1
Две сестры
[Эмма Бернфилд]
Здесь. Агир-Шуакк, мир под Зеленым небом, Сухой сезон
Мне страшно.
Настолько, что прошла волна тошноты, но я по-прежнему не могу пошевелиться. Тело затекло в расщелине меж корнями, холодное, липкое, но как никогда живое, впивающееся в эту ускользающую жизнь. Платье пропиталось грязью и потом, а самый громкий из еще доступных мне звуков ― стук в висках. Интересно… они слышат? Тогда они скоро придут.
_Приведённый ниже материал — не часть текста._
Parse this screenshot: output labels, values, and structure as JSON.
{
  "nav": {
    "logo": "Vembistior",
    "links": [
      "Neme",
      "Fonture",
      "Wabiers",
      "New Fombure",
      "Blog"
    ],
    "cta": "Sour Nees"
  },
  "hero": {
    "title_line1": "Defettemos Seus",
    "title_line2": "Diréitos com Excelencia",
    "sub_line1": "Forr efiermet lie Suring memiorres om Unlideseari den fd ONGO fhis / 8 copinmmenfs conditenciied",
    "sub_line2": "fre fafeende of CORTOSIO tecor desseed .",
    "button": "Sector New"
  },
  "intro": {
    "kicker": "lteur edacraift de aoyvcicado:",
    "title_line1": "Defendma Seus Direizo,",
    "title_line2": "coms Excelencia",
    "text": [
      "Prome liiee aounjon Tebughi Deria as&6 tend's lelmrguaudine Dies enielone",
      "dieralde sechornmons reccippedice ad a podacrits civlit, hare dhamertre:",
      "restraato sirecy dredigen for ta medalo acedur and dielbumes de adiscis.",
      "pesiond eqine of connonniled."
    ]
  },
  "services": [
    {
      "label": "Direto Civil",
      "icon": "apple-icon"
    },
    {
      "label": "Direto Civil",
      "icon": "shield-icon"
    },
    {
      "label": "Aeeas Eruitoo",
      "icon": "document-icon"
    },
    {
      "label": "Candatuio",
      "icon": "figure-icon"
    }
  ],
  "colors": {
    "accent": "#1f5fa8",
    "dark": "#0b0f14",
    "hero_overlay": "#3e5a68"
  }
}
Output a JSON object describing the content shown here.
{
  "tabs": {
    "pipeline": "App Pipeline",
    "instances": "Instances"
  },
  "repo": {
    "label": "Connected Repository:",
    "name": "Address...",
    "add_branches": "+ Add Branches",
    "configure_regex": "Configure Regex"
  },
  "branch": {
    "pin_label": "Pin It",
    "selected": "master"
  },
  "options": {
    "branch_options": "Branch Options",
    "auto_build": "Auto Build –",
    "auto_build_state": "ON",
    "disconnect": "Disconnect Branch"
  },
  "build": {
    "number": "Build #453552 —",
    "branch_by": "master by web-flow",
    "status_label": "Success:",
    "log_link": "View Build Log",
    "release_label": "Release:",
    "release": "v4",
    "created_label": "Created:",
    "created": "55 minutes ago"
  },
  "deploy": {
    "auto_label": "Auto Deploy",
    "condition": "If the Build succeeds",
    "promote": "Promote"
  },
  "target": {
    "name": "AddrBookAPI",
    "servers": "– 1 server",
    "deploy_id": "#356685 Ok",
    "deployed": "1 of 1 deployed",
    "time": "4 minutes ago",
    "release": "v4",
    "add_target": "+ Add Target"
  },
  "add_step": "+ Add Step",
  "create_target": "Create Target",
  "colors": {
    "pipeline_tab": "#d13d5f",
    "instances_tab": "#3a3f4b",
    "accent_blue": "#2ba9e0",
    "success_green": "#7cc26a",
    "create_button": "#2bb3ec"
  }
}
Чужой мир полон трав и папоротников, колючего кустарника и гибких ветвей. Здесь нет елей и сосен, седых от мха, а высится что-то незнакомое, увитое орхидеями и лианами с длинными стрекучими усами. Побеги шевелятся, как тощие черви; один плотный лист задел мою щеку и липнет к ней. Вместо освежающего хвойного флера ― душный смрад. Гнилой смрад болота, горький смрад подступающей рвоты, едкий смрад дыма. Дыма? Что-то жгут… где жгут? Не меня ли выкуривают, как зверя?
Я еще что-то понимаю, только поэтому мысль бежать и кричать кажется глупой. Поляна открытая, деревья замыкают ее в полукруг. Ни камня, ни пня, ни хоть чего-нибудь, где можно укрыться. Меня увидят и в лучшем случае поймают. Я не знаю, что тогда сделают, но этого нельзя допустить. К тем, кто уже стрелял тебе под ноги, лучше не приближаться по доброй воле. Этот закон я запомнила в Калифорнии. Дома.
Закрываю глаза, делаю вздох, пробую шевельнуться. Не ранена, убедилась хотя бы в этом. Дальше? Нужно понять, что случилось, где я. И пусть…
Пусть они уйдут.
Но они не уйдут. Меня видели, знают, куда я побежала. Лучше бы я осталась там, на другой поляне, возле поросшей кувшинками воды, пусть в ней и прячется тварь. Тварь, затащившая меня сюда, когда я склонилась над одним из Двух Озер еще в своем родном лесу. В лесу Джейн. Моей мертвой Джейн.
Пусть они исчезнут!!!
Перепуганный ребенок беснуется в голове, его не утихомирить. Все, что я делаю, чтобы успокоиться, ― представляю омут, сине-зеленую заводь. Заводь, откуда смотрели глаза-провалы, заводь, где меня назвали чужим именем и взяли за руку. Может, оттуда я смогу вернуться? К маме. Отцу. Я все расскажу шерифу и пастору. Я подниму весь город, только бы…
Домой. Домой. Домой.
Но я могу лишь выть в своем убежище. И этого достаточно, чтобы меня нашли: просвистев в воздухе, что-то пронзает кору рядом с моим левым виском. Шея отзывается болью, стоит повернуть голову, рассудок взрывается страхом. Стрела. Это горящая стрела.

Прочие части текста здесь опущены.